FIG. 1 is a schematic configuration sectional view of a fuel injection device according to an embodiment of the present invention.

FIG. 2 is a dynamic range characteristic graph.

FIG. 3 is a comparison chart showing the reaction injection time of the poppet valve with respect to the solenoid valve in the conventional art (a) and the embodiment (b).

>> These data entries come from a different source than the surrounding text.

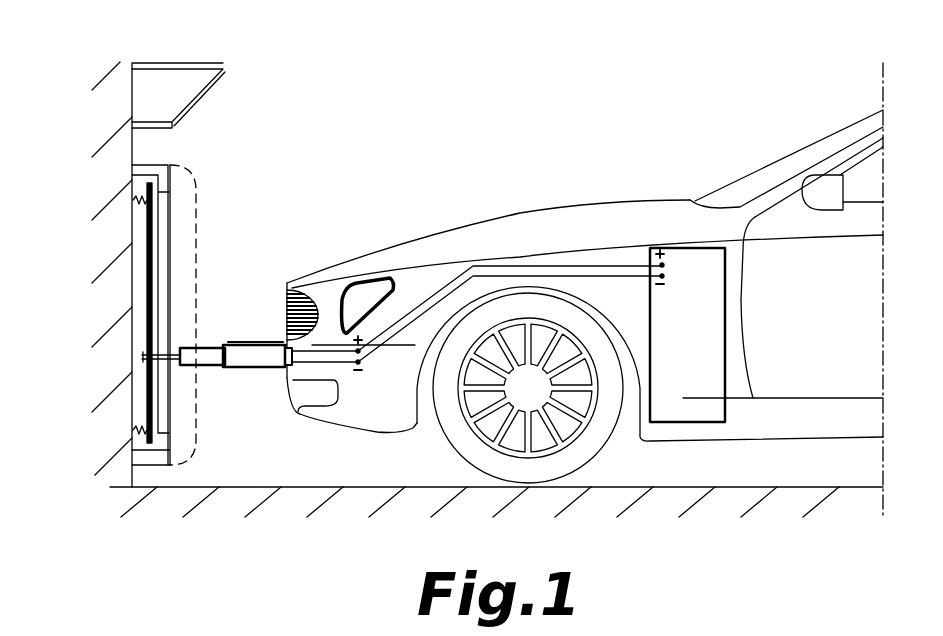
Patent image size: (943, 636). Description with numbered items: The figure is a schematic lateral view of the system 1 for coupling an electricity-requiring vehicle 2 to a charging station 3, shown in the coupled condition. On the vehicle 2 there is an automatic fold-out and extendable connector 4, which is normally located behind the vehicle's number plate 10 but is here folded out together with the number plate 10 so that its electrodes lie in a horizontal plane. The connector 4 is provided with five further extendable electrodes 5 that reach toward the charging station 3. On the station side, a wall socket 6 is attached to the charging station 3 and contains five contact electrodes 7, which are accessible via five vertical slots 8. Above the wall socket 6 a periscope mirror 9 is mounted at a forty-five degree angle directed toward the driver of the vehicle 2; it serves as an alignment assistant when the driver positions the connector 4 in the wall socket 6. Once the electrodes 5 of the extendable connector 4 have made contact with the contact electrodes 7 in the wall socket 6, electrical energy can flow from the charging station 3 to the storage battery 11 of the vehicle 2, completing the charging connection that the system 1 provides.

The system 1 is at (800, 55).
The electricity-requiring vehicle 2 is at (793, 167).
The charging station 3 is at (112, 70).
The automatic fold-out and extendable connector 4 is at (262, 356).
The extendable electrodes 5 is at (178, 362).
The wall socket 6 is at (151, 166).
The contact electrodes 7 is at (153, 284).
The vertical slots 8 is at (167, 312).
The periscope mirror 9 is at (177, 80).
The number plate 10 is at (236, 343).
The storage battery 11 is at (697, 413).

FIG. 4 is a schematic configuration diagram of a fuel injection device according to a conventional technique.

[Explanation of symbols]

 DESCRIPTION OF SYMBOLS 1 Fuel injection device 2 Solenoid valve part 22 Pressure regulator 23 Solenoid valve 25 Housing 3 Fuel pipe 31 Wall (of fuel pipe) 4 Poppet valve (fuel injection valve) 41 One end 42 The other end

Continued on the front page (51) Int.Cl. ⁶ Identification code FI F02M 55/00 F02M 63/06 63/06 51/02 R

Claims (3)

[Claims] 1. An electromagnetic valve for opening and closing a fuel pressure regulated by a pressure regulating means at a predetermined timing to supply fuel accompanied by intermittent pressure waves, and a fuel supplied by the electromagnetic valve. One end is connected to the fuel pipe, and the valve is opened and closed according to the pressure of the fuel in the fuel pipe, and fuel is injected at a predetermined timing from the other end. A plurality of fuel injection valves provided at predetermined positions of the fuel pipe. 2. The fuel injection device according to claim 1, wherein the fuel pipe is resin-molded integrally with at least a housing accommodating the solenoid valve. 3. The fuel injection valve according to claim 1, wherein a threshold value of a pressure for opening and closing the fuel injection valve is adjusted according to a distance from the solenoid valve. Fuel injector.